For the first time, scientists have identified two genetic variants that make a person more likely to experience major depressive disorder. While the discovery is isolated to a subset of 5,303 Han Chinese women, it's hoped it will point researchers in the direction of better treatments and diagnosis for depression in the future, and emphasises the fact that depression is a disease, not just a mental state, and one that certain people can be predisposed to from birth.
"We are at the beginning of a trail that can lead us to clarifying the underlying biology of depression, which can then open up treatment possibilities that have hitherto been impossible," one of the researchers, Kenneth Kendler, a psychiatrist and human geneticist at the Virginia Commonwealth University in the US, told Arielle Duhaime-Ross at The Verge.
The discovery is exciting not just because it could transform our understanding of the disease, but because experts working in the field weren't even sure these genetic markers existed in the first place. According to Heidi Ledford at Nature Magazine, a previous study of 9,000 people with major depressive disorder turned up nothing, as did a separate analysis of 17,000 people.
But now we know for sure they're there, in Han Chinese women, at least, who were chosen in order reduce the variability of the results. The researchers selected 5,303 Han Chinese women with depression, and an additional 5,337 controls. In the group with depression, the team found that two genetic variants - both on genes located on chromosome 10 - appeared to be linked to depression.
While one of these variants is located on a piece of DNA that codes for an enzyme that we don't yet understand, the other sits right next to the gene SIRT1, says Ledford, which plays a role in the workings of mitochondria - the energy powerhouses of cells. Perhaps this particular variant is having an effect on the proficiency of a person's mitochondria, one of the team, Douglas Levinson from Stanford University in the US, suggested. "It's an appealing bit of biology for a disorder that makes people tired and unmotivated."
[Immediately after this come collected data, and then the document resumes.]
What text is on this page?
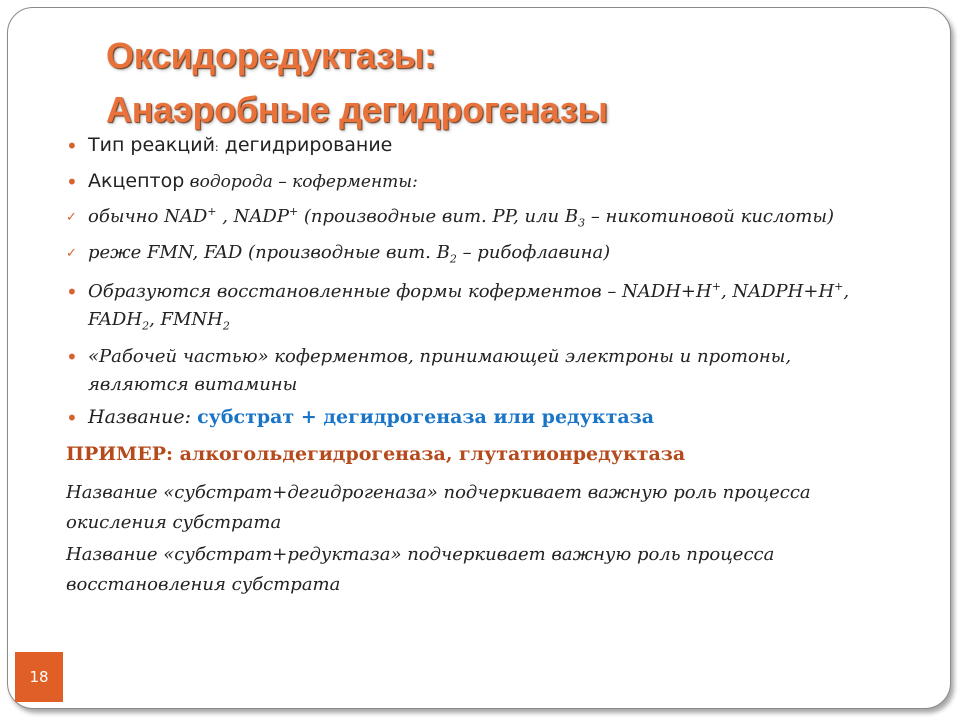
Оксидоредуктазы:
Анаэробные дегидрогеназы
• Тип реакций: дегидрирование
• Акцептор водорода – коферменты:
✓ обычно NAD+ , NADP+ (производные вит. PP, или $B_3$ – никотиновой кислоты)
✓ реже FMN, FAD (производные вит. $B_2$ – рибофлавина)
• Образуются восстановленные формы коферментов – NADH+H+, NADPH+H+,
$FADH_2$, $FMNH_2$
• «Рабочей частью» коферментов, принимающей электроны и протоны,
являются витамины
• Название: субстрат + дегидрогеназа или редуктаза
ПРИМЕР: алкогольдегидрогеназа, глутатионредуктаза
Название «субстрат+дегидрогеназа» подчеркивает важную роль процесса
окисления субстрата
Название «субстрат+редуктаза» подчеркивает важную роль процесса
восстановления субстрата
18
The team's analysis was repeated on a further 3,000 Han Chinese women with depression and over 3,000 controls, they found the same correlation. The results have been published in Nature.
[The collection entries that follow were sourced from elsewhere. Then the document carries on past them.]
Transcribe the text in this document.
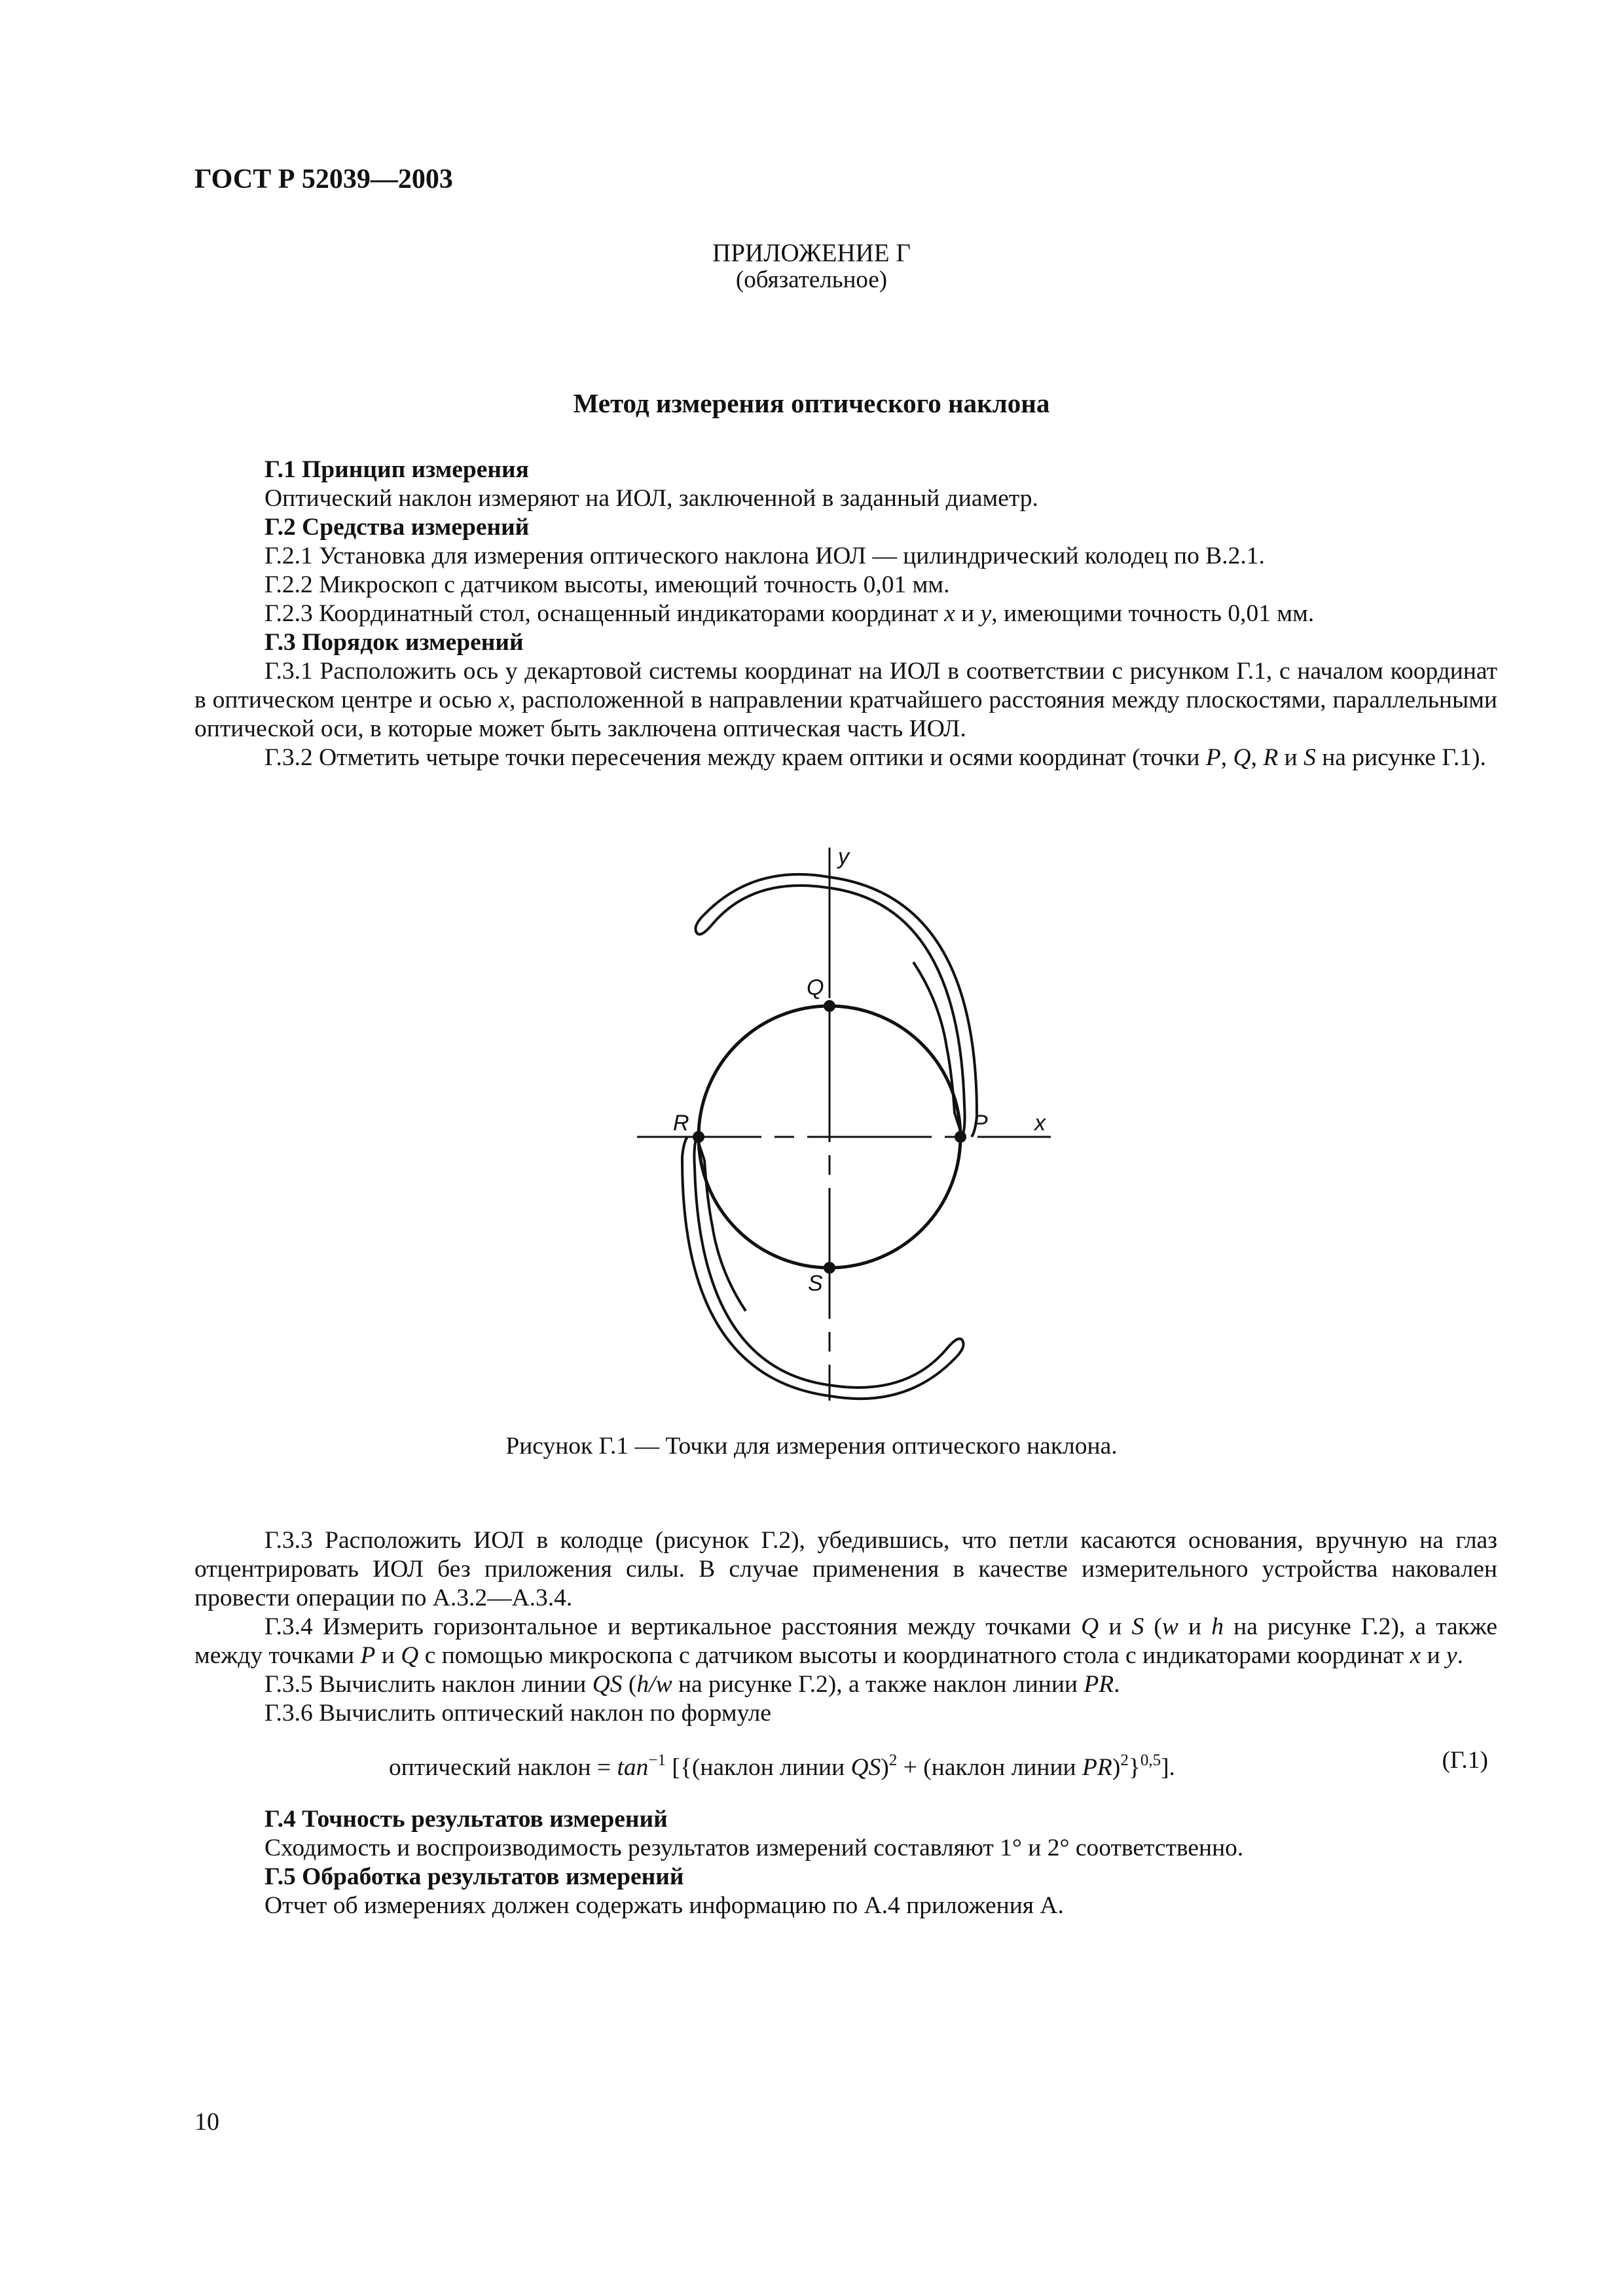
ГОСТ Р 52039—2003
ПРИЛОЖЕНИЕ Г
(обязательное)
Метод измерения оптического наклона

Г.1 Принцип измерения

Оптический наклон измеряют на ИОЛ, заключенной в заданный диаметр.

Г.2 Средства измерений

Г.2.1 Установка для измерения оптического наклона ИОЛ — цилиндрический колодец по В.2.1.

Г.2.2 Микроскоп с датчиком высоты, имеющий точность 0,01 мм.

Г.2.3 Координатный стол, оснащенный индикаторами координат x и y, имеющими точность 0,01 мм.

Г.3 Порядок измерений

Г.3.1 Расположить ось у декартовой системы координат на ИОЛ в соответствии с рисунком Г.1, с началом координат в оптическом центре и осью x, расположенной в направлении кратчайшего расстояния между плоскостями, параллельными оптической оси, в которые может быть заключена оптическая часть ИОЛ.

Г.3.2 Отметить четыре точки пересечения между краем оптики и осями координат (точки P, Q, R и S на рисунке Г.1).

y
x
Q
R	P
S
Рисунок Г.1 — Точки для измерения оптического наклона.

Г.3.3 Расположить ИОЛ в колодце (рисунок Г.2), убедившись, что петли касаются основания, вручную на глаз отцентрировать ИОЛ без приложения силы. В случае применения в качестве измерительного устройства наковален провести операции по А.3.2—А.3.4.

Г.3.4 Измерить горизонтальное и вертикальное расстояния между точками Q и S (w и h на рисунке Г.2), а также между точками P и Q с помощью микроскопа с датчиком высоты и координатного стола с индикаторами координат x и y.

Г.3.5 Вычислить наклон линии QS (h/w на рисунке Г.2), а также наклон линии PR.

Г.3.6 Вычислить оптический наклон по формуле

оптический наклон = $\tan^{-1}$ [{(наклон линии QS)$^2$ + (наклон линии PR)$^2$}$^{0,5}$].	(Г.1)

Г.4 Точность результатов измерений

Сходимость и воспроизводимость результатов измерений составляют 1° и 2° соответственно.

Г.5 Обработка результатов измерений

Отчет об измерениях должен содержать информацию по А.4 приложения А.

10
Interestingly, when the team tried to repeat the analysis in a large subset of Europeans with severe depression, no correlation between the disease and this genetic variant was found. Kendler told The Verge that this could be because "part of the genome that 'hosts' these variants differs substantially in European versus East Asian populations".
While scientists debate over the significance of the find, the team remains hopeful that with further analysis using huge datasets of people with severe depression from around the world, more genetic links can be identified, now that we know that they're there. And if they can find these, they might be able to link them to malfunctioning proteins that can be targetted by new drug treatments.
"Right now, all of the commonly used antidepressants are based on biological hypotheses that are more than 50 years old," Harvard psychiatrist, Jordan Smoller, who was not involved in the research, told The Verge. "By opening a window onto specific genes related to the development of depression, genetic research may reveal new biological pathways that can lead to more effective and targeted treatment options."